However, these inexpensive radar chips do have a disadvantage: They only have one antenna, which both sends out signals and receives the reflected radar signals. With this configuration, only objects that are directly hit by the radar beam are visible. This means that the reading is only one‑dimensional, which is not enough to locate obstacles.
Signal processing opens up new dimensions
Bernhard’s team used a trick to create a two-dimensional image from the one-dimensional readings. The project leader explains: »Similar to a laser scanner, which scans different points on a surface, we combine several reflections from different perspectives.«
The different perspectives occur almost spontaneously when the radar sensor is moved, for instance when someone wearing a prosthetic limb equipped with a sensor moves. Generating different perspectives is much more complicated when it comes to the sensor integrated into a wheelchair. Here, a mirror helps to direct the radar beam this way and that. With the different readings generated, an algorithm developed by Fraunhofer IPA creates a 2D image of the surrounding, which can be used to precisely locate the obstacle down to a few centimeters.

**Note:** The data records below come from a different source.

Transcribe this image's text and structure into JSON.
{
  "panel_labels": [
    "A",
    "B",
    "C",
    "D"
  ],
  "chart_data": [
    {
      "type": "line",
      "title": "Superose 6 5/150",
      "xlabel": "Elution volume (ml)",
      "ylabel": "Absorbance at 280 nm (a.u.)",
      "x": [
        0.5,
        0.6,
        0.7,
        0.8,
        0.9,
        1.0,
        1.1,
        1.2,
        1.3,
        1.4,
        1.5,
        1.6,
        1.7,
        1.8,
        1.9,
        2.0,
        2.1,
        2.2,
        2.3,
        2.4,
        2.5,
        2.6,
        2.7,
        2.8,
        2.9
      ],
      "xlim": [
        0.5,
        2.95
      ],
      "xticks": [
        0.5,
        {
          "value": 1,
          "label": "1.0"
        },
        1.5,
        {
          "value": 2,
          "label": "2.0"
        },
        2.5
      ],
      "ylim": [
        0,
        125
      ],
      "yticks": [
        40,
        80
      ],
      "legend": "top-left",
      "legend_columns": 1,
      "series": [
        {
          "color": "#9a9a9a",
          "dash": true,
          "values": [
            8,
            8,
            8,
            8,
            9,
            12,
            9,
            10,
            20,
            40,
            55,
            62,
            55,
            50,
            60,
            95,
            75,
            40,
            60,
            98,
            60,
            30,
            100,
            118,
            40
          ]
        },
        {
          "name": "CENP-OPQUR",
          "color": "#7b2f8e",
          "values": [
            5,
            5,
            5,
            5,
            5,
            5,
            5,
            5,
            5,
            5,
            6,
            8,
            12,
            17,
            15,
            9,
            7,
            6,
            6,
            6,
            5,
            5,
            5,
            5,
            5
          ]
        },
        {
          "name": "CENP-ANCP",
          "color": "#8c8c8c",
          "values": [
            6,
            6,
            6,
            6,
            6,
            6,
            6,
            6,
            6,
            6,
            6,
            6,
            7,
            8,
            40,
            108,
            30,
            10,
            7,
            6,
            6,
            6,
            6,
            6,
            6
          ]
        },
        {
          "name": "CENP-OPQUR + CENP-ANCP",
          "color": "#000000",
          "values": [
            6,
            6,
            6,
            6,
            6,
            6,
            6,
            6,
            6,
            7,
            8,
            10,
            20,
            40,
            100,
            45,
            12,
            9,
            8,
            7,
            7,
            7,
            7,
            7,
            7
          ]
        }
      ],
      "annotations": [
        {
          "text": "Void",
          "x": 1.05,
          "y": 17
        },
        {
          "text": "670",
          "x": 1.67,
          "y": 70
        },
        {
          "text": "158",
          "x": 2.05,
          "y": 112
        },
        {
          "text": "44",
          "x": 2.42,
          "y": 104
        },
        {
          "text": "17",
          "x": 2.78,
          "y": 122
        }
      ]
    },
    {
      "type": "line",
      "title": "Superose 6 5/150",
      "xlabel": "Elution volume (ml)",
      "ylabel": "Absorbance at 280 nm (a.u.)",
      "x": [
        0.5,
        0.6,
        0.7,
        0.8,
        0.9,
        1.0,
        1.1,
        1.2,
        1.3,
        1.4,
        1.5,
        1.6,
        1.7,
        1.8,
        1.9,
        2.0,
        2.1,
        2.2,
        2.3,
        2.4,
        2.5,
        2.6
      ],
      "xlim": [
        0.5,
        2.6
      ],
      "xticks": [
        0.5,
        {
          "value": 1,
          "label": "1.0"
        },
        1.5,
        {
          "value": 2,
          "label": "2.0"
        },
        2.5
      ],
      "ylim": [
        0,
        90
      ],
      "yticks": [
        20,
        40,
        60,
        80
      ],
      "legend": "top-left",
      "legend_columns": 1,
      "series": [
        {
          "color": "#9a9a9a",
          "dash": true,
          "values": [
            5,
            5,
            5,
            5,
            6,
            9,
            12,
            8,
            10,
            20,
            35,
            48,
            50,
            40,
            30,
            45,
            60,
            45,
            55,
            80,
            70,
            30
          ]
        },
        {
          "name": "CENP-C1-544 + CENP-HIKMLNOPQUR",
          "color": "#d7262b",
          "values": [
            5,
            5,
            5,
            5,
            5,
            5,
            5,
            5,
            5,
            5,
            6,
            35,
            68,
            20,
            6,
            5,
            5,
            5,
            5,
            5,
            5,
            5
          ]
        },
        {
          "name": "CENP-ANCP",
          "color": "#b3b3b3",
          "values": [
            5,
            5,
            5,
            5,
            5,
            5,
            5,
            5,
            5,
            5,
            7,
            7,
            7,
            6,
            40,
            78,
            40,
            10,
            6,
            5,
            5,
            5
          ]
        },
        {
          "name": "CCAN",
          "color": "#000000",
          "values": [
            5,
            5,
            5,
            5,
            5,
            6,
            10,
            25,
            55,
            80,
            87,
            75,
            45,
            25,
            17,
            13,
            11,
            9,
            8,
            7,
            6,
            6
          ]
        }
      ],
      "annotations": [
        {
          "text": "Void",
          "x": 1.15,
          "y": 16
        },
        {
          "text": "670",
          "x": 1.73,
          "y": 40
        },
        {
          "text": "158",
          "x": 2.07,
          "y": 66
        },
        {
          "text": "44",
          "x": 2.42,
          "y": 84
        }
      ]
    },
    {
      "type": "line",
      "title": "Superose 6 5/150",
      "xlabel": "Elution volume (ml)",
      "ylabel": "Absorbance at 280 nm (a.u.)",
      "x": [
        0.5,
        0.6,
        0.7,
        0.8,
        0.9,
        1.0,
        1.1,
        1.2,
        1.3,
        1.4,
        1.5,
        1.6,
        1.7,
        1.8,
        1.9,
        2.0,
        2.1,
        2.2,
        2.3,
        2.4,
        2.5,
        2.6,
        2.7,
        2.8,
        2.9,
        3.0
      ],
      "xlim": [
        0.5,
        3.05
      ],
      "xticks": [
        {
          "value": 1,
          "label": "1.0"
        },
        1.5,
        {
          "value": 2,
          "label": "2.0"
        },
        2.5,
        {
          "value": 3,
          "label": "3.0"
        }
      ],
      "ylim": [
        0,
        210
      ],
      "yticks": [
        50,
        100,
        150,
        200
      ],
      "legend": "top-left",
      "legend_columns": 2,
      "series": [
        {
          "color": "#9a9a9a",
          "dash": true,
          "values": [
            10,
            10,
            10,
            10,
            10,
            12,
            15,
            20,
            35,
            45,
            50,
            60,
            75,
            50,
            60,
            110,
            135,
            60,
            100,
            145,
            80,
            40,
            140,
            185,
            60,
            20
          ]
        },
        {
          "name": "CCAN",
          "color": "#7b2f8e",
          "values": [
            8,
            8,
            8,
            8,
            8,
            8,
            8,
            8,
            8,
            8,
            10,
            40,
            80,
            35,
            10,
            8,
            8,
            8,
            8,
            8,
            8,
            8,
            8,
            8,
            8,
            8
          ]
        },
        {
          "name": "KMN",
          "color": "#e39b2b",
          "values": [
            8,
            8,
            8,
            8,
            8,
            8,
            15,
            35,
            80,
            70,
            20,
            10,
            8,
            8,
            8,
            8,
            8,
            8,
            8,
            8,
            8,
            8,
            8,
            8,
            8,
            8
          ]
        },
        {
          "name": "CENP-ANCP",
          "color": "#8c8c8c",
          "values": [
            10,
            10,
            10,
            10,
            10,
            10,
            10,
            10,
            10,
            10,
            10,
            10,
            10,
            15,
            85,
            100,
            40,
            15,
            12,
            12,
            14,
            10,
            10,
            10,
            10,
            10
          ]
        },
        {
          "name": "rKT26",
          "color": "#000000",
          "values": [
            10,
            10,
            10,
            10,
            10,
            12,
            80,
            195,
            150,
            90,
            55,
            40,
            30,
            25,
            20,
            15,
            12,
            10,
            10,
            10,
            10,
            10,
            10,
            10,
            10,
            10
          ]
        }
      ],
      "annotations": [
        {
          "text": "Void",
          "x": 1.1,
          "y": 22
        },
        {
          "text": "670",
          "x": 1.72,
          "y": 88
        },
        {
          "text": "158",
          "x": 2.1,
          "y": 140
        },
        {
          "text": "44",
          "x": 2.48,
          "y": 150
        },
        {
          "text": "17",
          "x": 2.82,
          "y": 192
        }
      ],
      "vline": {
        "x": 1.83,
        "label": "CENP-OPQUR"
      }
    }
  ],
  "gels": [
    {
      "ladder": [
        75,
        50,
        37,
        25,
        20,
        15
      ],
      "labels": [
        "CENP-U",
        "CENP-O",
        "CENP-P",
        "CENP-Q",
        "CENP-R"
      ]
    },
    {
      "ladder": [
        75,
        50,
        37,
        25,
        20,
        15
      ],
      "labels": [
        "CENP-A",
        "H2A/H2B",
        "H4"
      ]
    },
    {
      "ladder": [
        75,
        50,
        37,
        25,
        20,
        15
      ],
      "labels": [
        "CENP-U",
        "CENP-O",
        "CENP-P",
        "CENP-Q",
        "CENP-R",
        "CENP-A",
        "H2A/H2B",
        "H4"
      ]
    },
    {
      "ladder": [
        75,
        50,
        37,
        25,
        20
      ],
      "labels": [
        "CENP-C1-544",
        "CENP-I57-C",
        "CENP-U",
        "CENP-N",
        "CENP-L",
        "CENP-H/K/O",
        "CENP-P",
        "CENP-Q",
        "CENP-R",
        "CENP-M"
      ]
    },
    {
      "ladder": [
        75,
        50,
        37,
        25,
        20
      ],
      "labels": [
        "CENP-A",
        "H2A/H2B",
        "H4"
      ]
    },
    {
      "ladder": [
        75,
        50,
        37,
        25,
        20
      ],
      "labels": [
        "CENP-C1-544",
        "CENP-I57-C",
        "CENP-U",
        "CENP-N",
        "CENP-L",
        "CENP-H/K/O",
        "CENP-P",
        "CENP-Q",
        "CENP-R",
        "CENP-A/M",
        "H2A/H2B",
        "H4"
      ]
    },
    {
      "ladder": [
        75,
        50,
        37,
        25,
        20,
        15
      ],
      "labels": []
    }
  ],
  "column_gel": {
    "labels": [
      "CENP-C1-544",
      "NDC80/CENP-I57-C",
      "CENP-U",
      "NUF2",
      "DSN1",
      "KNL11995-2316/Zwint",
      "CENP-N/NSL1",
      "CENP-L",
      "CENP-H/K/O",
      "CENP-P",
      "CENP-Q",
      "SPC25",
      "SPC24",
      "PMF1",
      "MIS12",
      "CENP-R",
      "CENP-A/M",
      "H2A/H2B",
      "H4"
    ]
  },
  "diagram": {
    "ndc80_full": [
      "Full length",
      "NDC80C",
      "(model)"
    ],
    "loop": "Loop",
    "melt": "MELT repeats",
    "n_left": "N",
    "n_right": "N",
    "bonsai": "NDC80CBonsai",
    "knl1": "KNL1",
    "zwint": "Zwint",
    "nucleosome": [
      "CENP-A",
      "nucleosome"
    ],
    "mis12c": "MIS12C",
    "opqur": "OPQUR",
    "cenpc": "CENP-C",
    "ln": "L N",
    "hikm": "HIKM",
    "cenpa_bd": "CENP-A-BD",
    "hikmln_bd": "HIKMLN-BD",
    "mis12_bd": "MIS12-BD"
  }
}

The experts at Fraunhofer IPA have already patented the procedure. Together with Icelandic company Össur, a leading prosthesis manufacturer, they are now exploring how electronic control of leg prostheses can be improved using the radar images. In a research project with the Human Engineering Research Laboratories HERL of the University of Pittsburgh in America, Fraunhofer engineers are developing an intelligent wheelchair with movable wheel joints that can even overcome stairs.